As a gay man completing a PhD which explores sexual health among men who have sex with men, sexual health has two meanings in my life, as a science, and the lived experience. Throughout my PhD I have created various artworks each year to represents my project and its progression.

I combined all my various artwork and scientific posters to show what sexual health means to me, it is important to me as an individual while my work aims to improve the sexual health and wellbeing of others. This entry presents the two meanings sexual health has in my life, which while do not always agree, both are important and support each other in my life.

Ruben Molina


The living being is sexual and must live their sexuality with joy,with passion but with respect for the dignity of the other person. Sex is the basis of a healthy life. There should be no slavery, humiliation in sex.

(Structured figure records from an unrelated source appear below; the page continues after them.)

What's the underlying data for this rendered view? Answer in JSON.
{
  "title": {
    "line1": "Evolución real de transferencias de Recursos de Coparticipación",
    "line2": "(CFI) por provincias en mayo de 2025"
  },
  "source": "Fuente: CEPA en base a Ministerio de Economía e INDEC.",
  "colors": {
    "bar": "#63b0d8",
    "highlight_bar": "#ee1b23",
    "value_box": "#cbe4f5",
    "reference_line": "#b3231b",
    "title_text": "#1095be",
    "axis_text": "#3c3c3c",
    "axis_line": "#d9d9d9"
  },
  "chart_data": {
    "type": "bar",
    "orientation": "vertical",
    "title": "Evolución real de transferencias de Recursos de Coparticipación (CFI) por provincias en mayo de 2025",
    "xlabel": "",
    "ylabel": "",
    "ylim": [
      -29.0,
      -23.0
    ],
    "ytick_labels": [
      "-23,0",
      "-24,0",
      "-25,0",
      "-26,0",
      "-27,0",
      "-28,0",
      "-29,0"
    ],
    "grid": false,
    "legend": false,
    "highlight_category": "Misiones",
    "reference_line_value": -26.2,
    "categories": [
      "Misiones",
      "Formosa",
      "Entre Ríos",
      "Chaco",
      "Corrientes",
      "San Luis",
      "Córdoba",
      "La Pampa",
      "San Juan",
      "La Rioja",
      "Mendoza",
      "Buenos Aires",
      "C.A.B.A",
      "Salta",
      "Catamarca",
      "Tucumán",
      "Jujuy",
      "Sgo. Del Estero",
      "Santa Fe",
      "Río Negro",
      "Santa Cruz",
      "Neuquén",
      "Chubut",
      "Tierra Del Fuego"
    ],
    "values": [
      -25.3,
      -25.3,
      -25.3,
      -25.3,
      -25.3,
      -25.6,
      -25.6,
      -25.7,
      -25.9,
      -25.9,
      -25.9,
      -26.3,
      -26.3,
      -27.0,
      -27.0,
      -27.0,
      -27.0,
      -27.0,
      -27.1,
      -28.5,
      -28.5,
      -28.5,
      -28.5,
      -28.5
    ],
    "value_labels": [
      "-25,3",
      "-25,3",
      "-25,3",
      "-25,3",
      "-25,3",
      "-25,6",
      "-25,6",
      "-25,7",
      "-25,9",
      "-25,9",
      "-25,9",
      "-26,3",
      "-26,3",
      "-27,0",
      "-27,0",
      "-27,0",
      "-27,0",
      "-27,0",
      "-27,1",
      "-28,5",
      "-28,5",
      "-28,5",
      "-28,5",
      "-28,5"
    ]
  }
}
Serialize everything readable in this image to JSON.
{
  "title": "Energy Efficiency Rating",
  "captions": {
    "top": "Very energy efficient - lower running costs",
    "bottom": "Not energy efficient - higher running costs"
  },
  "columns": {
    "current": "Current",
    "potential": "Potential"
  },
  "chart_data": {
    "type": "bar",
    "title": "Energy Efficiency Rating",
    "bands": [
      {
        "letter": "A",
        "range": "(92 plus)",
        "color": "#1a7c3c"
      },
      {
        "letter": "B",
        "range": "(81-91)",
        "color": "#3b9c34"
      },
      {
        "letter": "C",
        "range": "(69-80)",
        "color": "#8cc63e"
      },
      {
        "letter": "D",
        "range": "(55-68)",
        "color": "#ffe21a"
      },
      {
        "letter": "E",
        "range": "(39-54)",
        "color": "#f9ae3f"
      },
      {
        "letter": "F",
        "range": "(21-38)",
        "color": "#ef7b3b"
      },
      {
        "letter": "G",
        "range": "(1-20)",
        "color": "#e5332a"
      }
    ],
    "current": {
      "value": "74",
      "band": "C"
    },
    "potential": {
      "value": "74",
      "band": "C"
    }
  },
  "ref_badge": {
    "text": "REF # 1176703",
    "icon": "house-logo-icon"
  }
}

I believe that the best time to learn to know sex should be from childhood.

Alex Kelly


The blend of colors is meant to represent the spectrum of gender identity and presentation, from hyperfeminine to hypermasculine and everything in-between, and the idea that presentation or perception doesn’t always equal identity.

The Gold represents the beauty of trans identities and the intersections of identity and presentation.